As a manager, you want your staff setting and working toward clear, concrete goals. After all, goals are how you can measure progress, hold people accountable, and drive real results. But some teams set goals that aren’t “real” – they’re so lofty that they’re unlikely to come to fruition, and because people sense that, they’re not taken seriously and don’t truly shape the course of people’s work (thus defeating the purpose of setting goals to begin with).
Setting ambitious goals is important. It’s one of the practices that separates high-performing teams that make dramatic progress from those that just go about the ordinary course of business. But to have real power and truly drive your team’s work, they also need to be realistic. Otherwise, they’ll represent wishful thinking instead of real commitment.
Here’s how you can ensure your team’s goals aren’t just pie in the sky.
1. Insist that goals have plans behind them.Goals with no plans behind them aren’t real goals – they’re more like hopes. For a goal to be real, your team needs to have some idea of how they’ll reach it – what tactics you’ll use, and what a realistic path to success will look like. Tactics may end up changing, of course – but without any road map at all, you can’t reasonably have an idea of whether a goal is achievable or not.
2. Create short-term milestones. If you’re setting annual goals, you should also create shorter-term milestones for interim progress (monthly, quarterly, or whatever time period makes sense for your context), so that you and your team will know throughout the year whether you’re on track to meet the goal or whether you need to course-correct.
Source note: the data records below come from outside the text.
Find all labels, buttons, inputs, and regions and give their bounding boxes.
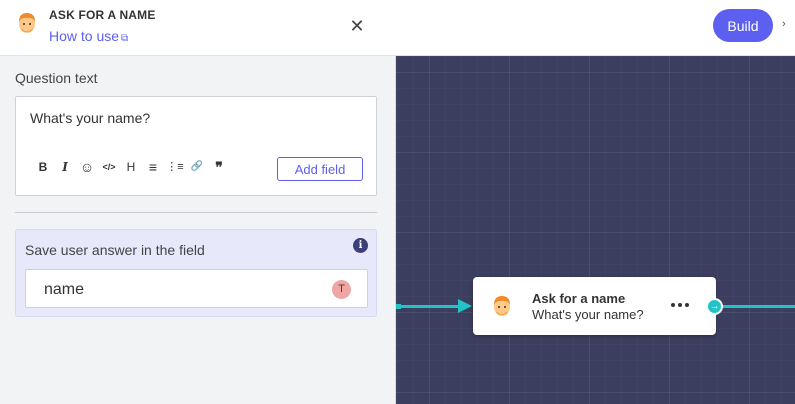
- field-value: name: [44, 281, 85, 298]
- panel-header: ASK FOR A NAME How to use ⧉ ✕: [0, 0, 396, 56]
- external-link-icon: ⧉: [121, 33, 129, 44]
- field-select[interactable]: name T: [25, 269, 368, 308]
- link-icon[interactable]: 🔗: [186, 159, 208, 175]
- bold-icon[interactable]: B: [32, 159, 54, 175]
- field-type-badge: T: [332, 280, 351, 299]
- panel-title: ASK FOR A NAME: [49, 8, 156, 22]
- question-editor[interactable]: What's your name? B I ☺ </> H ≡ ⋮≡ 🔗 ❞ A…: [15, 96, 377, 196]
- chevron-right-icon[interactable]: ›: [782, 18, 786, 30]
- quote-icon[interactable]: ❞: [208, 159, 230, 175]
- connector-out: [716, 305, 795, 308]
- emoji-icon[interactable]: ☺: [76, 159, 98, 175]
- editor-toolbar: B I ☺ </> H ≡ ⋮≡ 🔗 ❞: [32, 159, 230, 175]
- output-port-icon[interactable]: →: [706, 298, 723, 315]
- italic-icon[interactable]: I: [54, 159, 76, 175]
- add-field-button[interactable]: Add field: [277, 157, 363, 181]
- node-title: Ask for a name: [532, 291, 626, 306]
- question-text[interactable]: What's your name?: [30, 110, 150, 126]
- heading-icon[interactable]: H: [120, 159, 142, 175]
- bullet-list-icon[interactable]: ⋮≡: [164, 159, 186, 175]
- more-options-icon[interactable]: [670, 297, 692, 313]
- connector-in: [396, 305, 462, 308]
- side-panel: ASK FOR A NAME How to use ⧉ ✕ Question te…: [0, 0, 396, 404]
- avatar-icon: [491, 294, 513, 323]
- flow-canvas[interactable]: [396, 56, 795, 404]
- divider: [15, 212, 377, 213]
- avatar-icon: [16, 11, 38, 40]
- save-answer-section: Save user answer in the field i name T: [15, 229, 377, 317]
- how-to-use-link[interactable]: How to use ⧉: [49, 28, 128, 44]
- info-icon[interactable]: i: [353, 238, 368, 253]
- ordered-list-icon[interactable]: ≡: [142, 159, 164, 175]
- connector-arrow-icon: [458, 299, 472, 313]
- question-label: Question text: [15, 70, 98, 86]
- node-subtitle: What's your name?: [532, 307, 644, 322]
- how-to-use-label: How to use: [49, 28, 120, 44]
- close-icon[interactable]: ✕: [349, 16, 365, 36]
- flow-node-ask-name[interactable]: Ask for a name What's your name? →: [473, 277, 723, 335]
- top-bar: Build ›: [396, 0, 795, 56]
- code-icon[interactable]: </>: [98, 159, 120, 175]
- save-answer-label: Save user answer in the field: [25, 242, 205, 258]
- build-button[interactable]: Build: [713, 9, 773, 42]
3. Consider what else will be going on in the same time period. A goal to increase your media coverage by 50% in a year might be perfectly realistic if you have the right plan attached to it – but it would probably be unrealistic if you also have multiple other stretch goals during that time that will be taking up most of your staff’s focus, plus a new media database being implemented that will slow your work during the transition. You can’t consider goals in a vacuum; consider them relative to other goals and any conditions that may impact people’s work.
4. Make sure your goal-setting is a discussion, not an announcement. As a manager, you could just announce to your team members what goals they’ll be responsible for meeting. But you’re far more likely to come up with the right goals – with the right targets and measures – and have buy-in from your staff (the people who, after all, will be the ones who need to carry them out) if they’re part of the conversation before goals are finalized. Your staff should have input and perspectives that shouldn’t be ignored as you’re setting goals, especially if you want those goals to be realistic. Plus, part of the value of a strong goal-setting process is that the discussion that goes into it can help bring different assumptions and perspectives to the surface; that discussion should ultimately result in better alignment about priorities, strategies, and expectations than you may have had earlier.